Path 4: Compiler Explorer

Hardware: N150 (single-chip)
Start with: Lessons 1-5 (baseline understanding)
Then: Lesson 12 (TT-XLA, production-ready)
Optional: Lesson 11 (TT-Forge, experimental)
Environment: Isolated (separate Python 3.11 venvs)

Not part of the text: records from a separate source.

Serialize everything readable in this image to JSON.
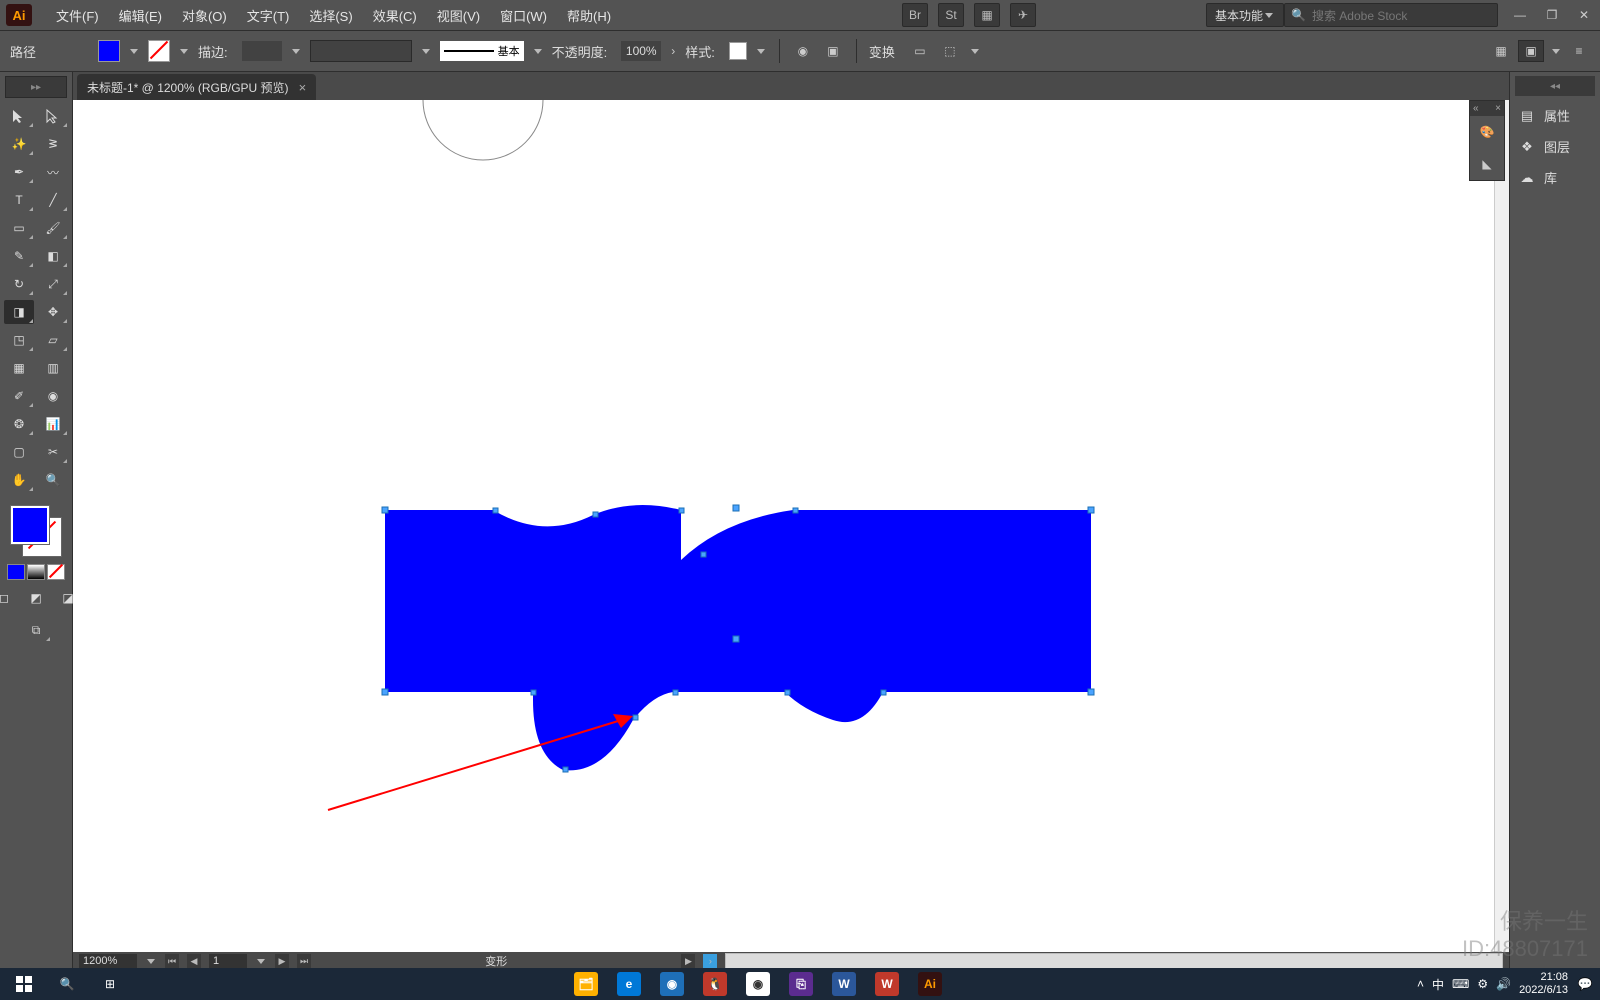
{
  "app": {
    "logo": "Ai"
  },
  "menu": {
    "file": "文件(F)",
    "edit": "编辑(E)",
    "object": "对象(O)",
    "type": "文字(T)",
    "select": "选择(S)",
    "effect": "效果(C)",
    "view": "视图(V)",
    "window": "窗口(W)",
    "help": "帮助(H)"
  },
  "workspace": {
    "name": "基本功能"
  },
  "search": {
    "placeholder": "搜索 Adobe Stock"
  },
  "control_bar": {
    "path_label": "路径",
    "fill_color": "#0000ff",
    "stroke_label": "描边:",
    "line_preview_label": "基本",
    "opacity_label": "不透明度:",
    "opacity_value": "100%",
    "style_label": "样式:",
    "transform_btn": "变换"
  },
  "document": {
    "tab_title": "未标题-1* @ 1200% (RGB/GPU 预览)"
  },
  "status_bar": {
    "zoom": "1200%",
    "artboard_index": "1",
    "mode": "变形"
  },
  "right_panel": {
    "properties": "属性",
    "layers": "图层",
    "libraries": "库"
  },
  "taskbar": {
    "time": "21:08",
    "date": "2022/6/13",
    "ime_lang": "中"
  },
  "watermark": {
    "line1": "保养一生",
    "line2": "ID:48807171"
  }
}
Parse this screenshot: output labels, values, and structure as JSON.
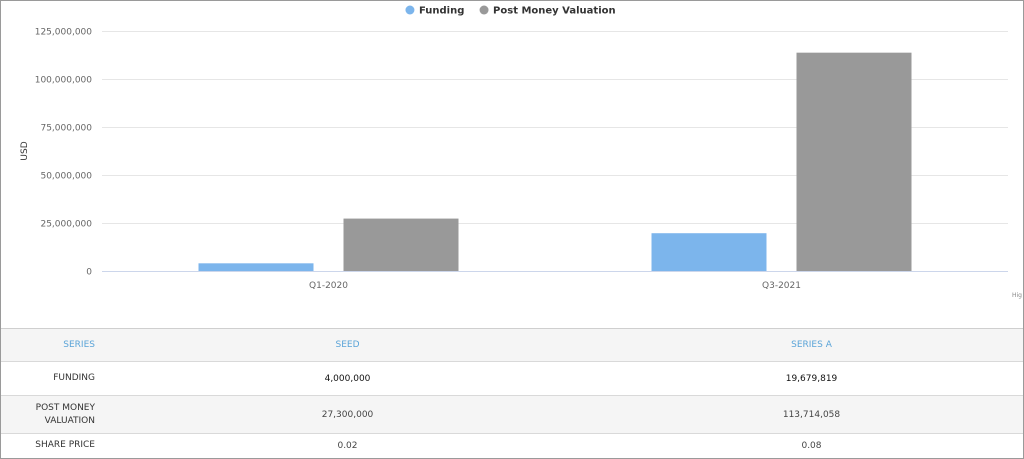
{
  "chart_data": {
    "type": "bar",
    "categories": [
      "Q1-2020",
      "Q3-2021"
    ],
    "series": [
      {
        "name": "Funding",
        "values": [
          4000000,
          19679819
        ],
        "color": "#7cb5ec"
      },
      {
        "name": "Post Money Valuation",
        "values": [
          27300000,
          113714058
        ],
        "color": "#999999"
      }
    ],
    "ylabel": "USD",
    "ylim": [
      0,
      125000000
    ],
    "yticks": [
      0,
      25000000,
      50000000,
      75000000,
      100000000,
      125000000
    ],
    "ytick_labels": [
      "0",
      "25,000,000",
      "50,000,000",
      "75,000,000",
      "100,000,000",
      "125,000,000"
    ],
    "grid": true,
    "legend": "top-center",
    "credits": "Hig"
  },
  "table": {
    "header": {
      "label": "SERIES",
      "col1": "SEED",
      "col2": "SERIES A"
    },
    "rows": [
      {
        "label_line1": "FUNDING",
        "label_line2": "",
        "col1": "4,000,000",
        "col2": "19,679,819"
      },
      {
        "label_line1": "POST MONEY",
        "label_line2": "VALUATION",
        "col1": "27,300,000",
        "col2": "113,714,058"
      },
      {
        "label_line1": "SHARE PRICE",
        "label_line2": "",
        "col1": "0.02",
        "col2": "0.08"
      }
    ]
  }
}
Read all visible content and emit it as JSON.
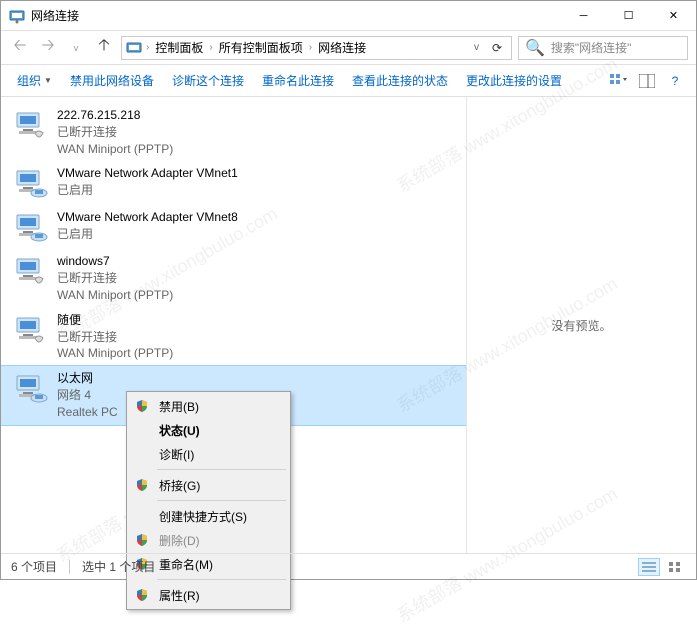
{
  "window": {
    "title": "网络连接",
    "search_placeholder": "搜索\"网络连接\""
  },
  "breadcrumb": {
    "items": [
      "控制面板",
      "所有控制面板项",
      "网络连接"
    ]
  },
  "toolbar": {
    "organize": "组织",
    "items": [
      "禁用此网络设备",
      "诊断这个连接",
      "重命名此连接",
      "查看此连接的状态",
      "更改此连接的设置"
    ]
  },
  "preview": {
    "no_preview": "没有预览。"
  },
  "connections": [
    {
      "name": "222.76.215.218",
      "status": "已断开连接",
      "device": "WAN Miniport (PPTP)",
      "type": "dialup"
    },
    {
      "name": "VMware Network Adapter VMnet1",
      "status": "已启用",
      "device": "",
      "type": "ethernet"
    },
    {
      "name": "VMware Network Adapter VMnet8",
      "status": "已启用",
      "device": "",
      "type": "ethernet"
    },
    {
      "name": "windows7",
      "status": "已断开连接",
      "device": "WAN Miniport (PPTP)",
      "type": "dialup"
    },
    {
      "name": "随便",
      "status": "已断开连接",
      "device": "WAN Miniport (PPTP)",
      "type": "dialup"
    },
    {
      "name": "以太网",
      "status": "网络 4",
      "device": "Realtek PC",
      "type": "ethernet",
      "selected": true
    }
  ],
  "context_menu": {
    "items": [
      {
        "label": "禁用(B)",
        "icon": "shield"
      },
      {
        "label": "状态(U)",
        "bold": true
      },
      {
        "label": "诊断(I)"
      },
      {
        "sep": true
      },
      {
        "label": "桥接(G)",
        "icon": "shield"
      },
      {
        "sep": true
      },
      {
        "label": "创建快捷方式(S)"
      },
      {
        "label": "删除(D)",
        "icon": "shield",
        "disabled": true
      },
      {
        "label": "重命名(M)",
        "icon": "shield"
      },
      {
        "sep": true
      },
      {
        "label": "属性(R)",
        "icon": "shield"
      }
    ]
  },
  "statusbar": {
    "count": "6 个项目",
    "selected": "选中 1 个项目"
  },
  "watermark": "系统部落 www.xitongbuluo.com"
}
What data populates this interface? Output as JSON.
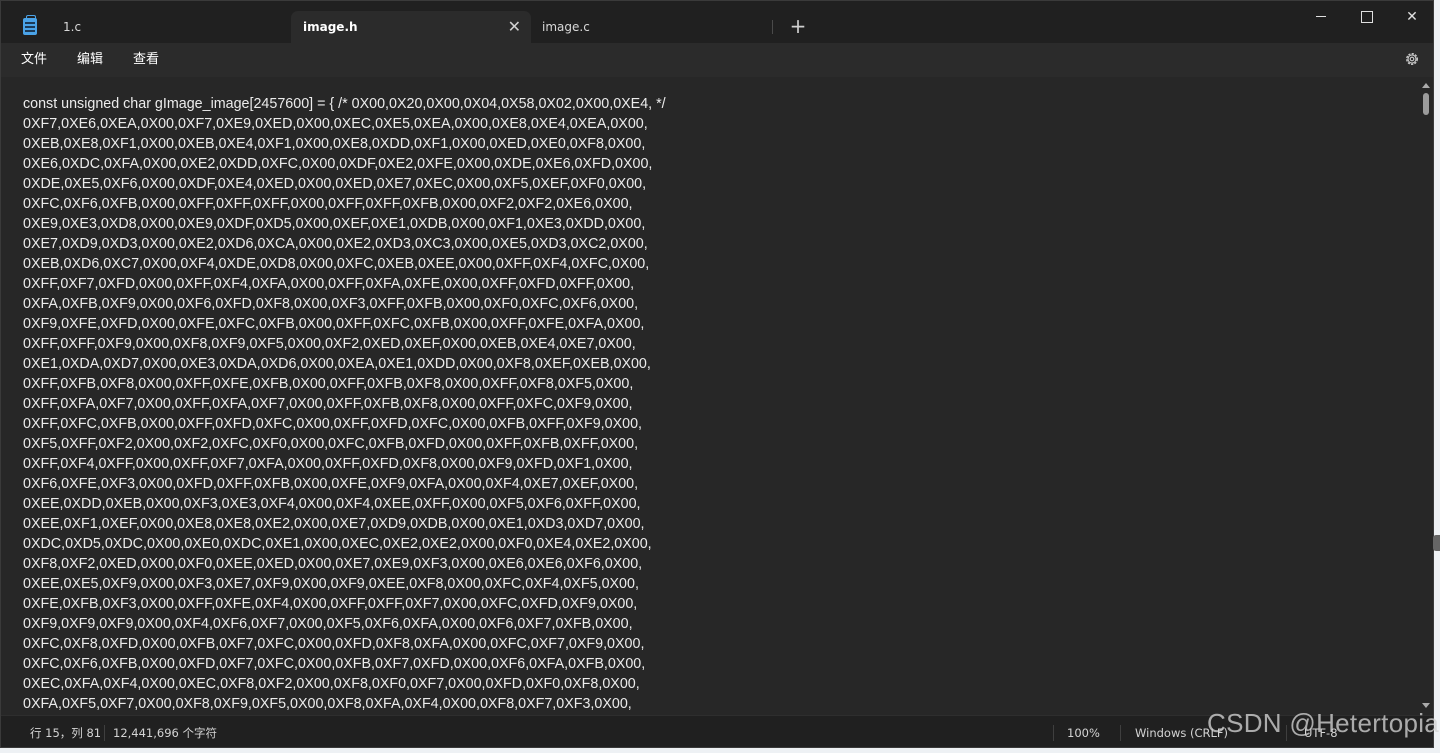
{
  "tabs": [
    {
      "label": "1.c",
      "active": false
    },
    {
      "label": "image.h",
      "active": true
    },
    {
      "label": "image.c",
      "active": false
    }
  ],
  "new_tab_label": "+",
  "window_buttons": {
    "close": "✕"
  },
  "menu": [
    "文件",
    "编辑",
    "查看"
  ],
  "settings_icon": "gear-icon",
  "editor": {
    "lines": [
      "const unsigned char gImage_image[2457600] = { /* 0X00,0X20,0X00,0X04,0X58,0X02,0X00,0XE4, */",
      "0XF7,0XE6,0XEA,0X00,0XF7,0XE9,0XED,0X00,0XEC,0XE5,0XEA,0X00,0XE8,0XE4,0XEA,0X00,",
      "0XEB,0XE8,0XF1,0X00,0XEB,0XE4,0XF1,0X00,0XE8,0XDD,0XF1,0X00,0XED,0XE0,0XF8,0X00,",
      "0XE6,0XDC,0XFA,0X00,0XE2,0XDD,0XFC,0X00,0XDF,0XE2,0XFE,0X00,0XDE,0XE6,0XFD,0X00,",
      "0XDE,0XE5,0XF6,0X00,0XDF,0XE4,0XED,0X00,0XED,0XE7,0XEC,0X00,0XF5,0XEF,0XF0,0X00,",
      "0XFC,0XF6,0XFB,0X00,0XFF,0XFF,0XFF,0X00,0XFF,0XFF,0XFB,0X00,0XF2,0XF2,0XE6,0X00,",
      "0XE9,0XE3,0XD8,0X00,0XE9,0XDF,0XD5,0X00,0XEF,0XE1,0XDB,0X00,0XF1,0XE3,0XDD,0X00,",
      "0XE7,0XD9,0XD3,0X00,0XE2,0XD6,0XCA,0X00,0XE2,0XD3,0XC3,0X00,0XE5,0XD3,0XC2,0X00,",
      "0XEB,0XD6,0XC7,0X00,0XF4,0XDE,0XD8,0X00,0XFC,0XEB,0XEE,0X00,0XFF,0XF4,0XFC,0X00,",
      "0XFF,0XF7,0XFD,0X00,0XFF,0XF4,0XFA,0X00,0XFF,0XFA,0XFE,0X00,0XFF,0XFD,0XFF,0X00,",
      "0XFA,0XFB,0XF9,0X00,0XF6,0XFD,0XF8,0X00,0XF3,0XFF,0XFB,0X00,0XF0,0XFC,0XF6,0X00,",
      "0XF9,0XFE,0XFD,0X00,0XFE,0XFC,0XFB,0X00,0XFF,0XFC,0XFB,0X00,0XFF,0XFE,0XFA,0X00,",
      "0XFF,0XFF,0XF9,0X00,0XF8,0XF9,0XF5,0X00,0XF2,0XED,0XEF,0X00,0XEB,0XE4,0XE7,0X00,",
      "0XE1,0XDA,0XD7,0X00,0XE3,0XDA,0XD6,0X00,0XEA,0XE1,0XDD,0X00,0XF8,0XEF,0XEB,0X00,",
      "0XFF,0XFB,0XF8,0X00,0XFF,0XFE,0XFB,0X00,0XFF,0XFB,0XF8,0X00,0XFF,0XF8,0XF5,0X00,",
      "0XFF,0XFA,0XF7,0X00,0XFF,0XFA,0XF7,0X00,0XFF,0XFB,0XF8,0X00,0XFF,0XFC,0XF9,0X00,",
      "0XFF,0XFC,0XFB,0X00,0XFF,0XFD,0XFC,0X00,0XFF,0XFD,0XFC,0X00,0XFB,0XFF,0XF9,0X00,",
      "0XF5,0XFF,0XF2,0X00,0XF2,0XFC,0XF0,0X00,0XFC,0XFB,0XFD,0X00,0XFF,0XFB,0XFF,0X00,",
      "0XFF,0XF4,0XFF,0X00,0XFF,0XF7,0XFA,0X00,0XFF,0XFD,0XF8,0X00,0XF9,0XFD,0XF1,0X00,",
      "0XF6,0XFE,0XF3,0X00,0XFD,0XFF,0XFB,0X00,0XFE,0XF9,0XFA,0X00,0XF4,0XE7,0XEF,0X00,",
      "0XEE,0XDD,0XEB,0X00,0XF3,0XE3,0XF4,0X00,0XF4,0XEE,0XFF,0X00,0XF5,0XF6,0XFF,0X00,",
      "0XEE,0XF1,0XEF,0X00,0XE8,0XE8,0XE2,0X00,0XE7,0XD9,0XDB,0X00,0XE1,0XD3,0XD7,0X00,",
      "0XDC,0XD5,0XDC,0X00,0XE0,0XDC,0XE1,0X00,0XEC,0XE2,0XE2,0X00,0XF0,0XE4,0XE2,0X00,",
      "0XF8,0XF2,0XED,0X00,0XF0,0XEE,0XED,0X00,0XE7,0XE9,0XF3,0X00,0XE6,0XE6,0XF6,0X00,",
      "0XEE,0XE5,0XF9,0X00,0XF3,0XE7,0XF9,0X00,0XF9,0XEE,0XF8,0X00,0XFC,0XF4,0XF5,0X00,",
      "0XFE,0XFB,0XF3,0X00,0XFF,0XFE,0XF4,0X00,0XFF,0XFF,0XF7,0X00,0XFC,0XFD,0XF9,0X00,",
      "0XF9,0XF9,0XF9,0X00,0XF4,0XF6,0XF7,0X00,0XF5,0XF6,0XFA,0X00,0XF6,0XF7,0XFB,0X00,",
      "0XFC,0XF8,0XFD,0X00,0XFB,0XF7,0XFC,0X00,0XFD,0XF8,0XFA,0X00,0XFC,0XF7,0XF9,0X00,",
      "0XFC,0XF6,0XFB,0X00,0XFD,0XF7,0XFC,0X00,0XFB,0XF7,0XFD,0X00,0XF6,0XFA,0XFB,0X00,",
      "0XEC,0XFA,0XF4,0X00,0XEC,0XF8,0XF2,0X00,0XF8,0XF0,0XF7,0X00,0XFD,0XF0,0XF8,0X00,",
      "0XFA,0XF5,0XF7,0X00,0XF8,0XF9,0XF5,0X00,0XF8,0XFA,0XF4,0X00,0XF8,0XF7,0XF3,0X00,"
    ]
  },
  "status": {
    "position": "行 15，列 81",
    "char_count": "12,441,696 个字符",
    "zoom": "100%",
    "line_ending": "Windows (CRLF)",
    "encoding": "UTF-8"
  },
  "watermark": "CSDN @Hetertopia",
  "colors": {
    "background": "#202020",
    "editor": "#272727",
    "text": "#ececec"
  }
}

🔍 Validation Status by Lesson

Lesson	Hardware Tested	Status	Notes
1-5	N150	✅ Validated	Zero issues after install_dependencies.sh
6	N150	✅ Validated	tt-inference-server Docker
7	N150	⚠️ Docker recommended	Native install has version challenges
8	N150	✅ Validated	VSCode chat integration
9	N150	✅ Validated	Stable Diffusion 3.5, ~2.5 min generation
10	N150	✅ Validated	Coding assistant
11	N150	⚠️ Experimental	TT-Forge 45-60 min build, limited model support
12	N150	✅ Validated	TT-XLA wheel install, GPT-2 XL working
13-14	N150	📋 Documentation	Bounty program, RISC-V programming
15	N150	✅ Validated	TT-Metalium cookbook projects

📚 Additional Resources

Official Documentation:

tt-metal: https://github.com/tenstorrent/tt-metal
tt-inference-server: https://github.com/tenstorrent/tt-inference-server
TT-XLA: https://github.com/tenstorrent/tt-xla
TT-Forge: https://github.com/tenstorrent/tt-forge-fe

Community:

Discord: https://discord.gg/tenstorrent
Model contributions: Lesson 13 (Bounty Program)

Troubleshooting:

FAQ page (in this extension)
Step Zero guide (comprehensive tech stack explanation)
Lesson-specific debugging sections

Remember: When in doubt, start with the recommended path for your hardware. The most reliable configurations are thoroughly documented in Lessons 1-5, which work on all hardware.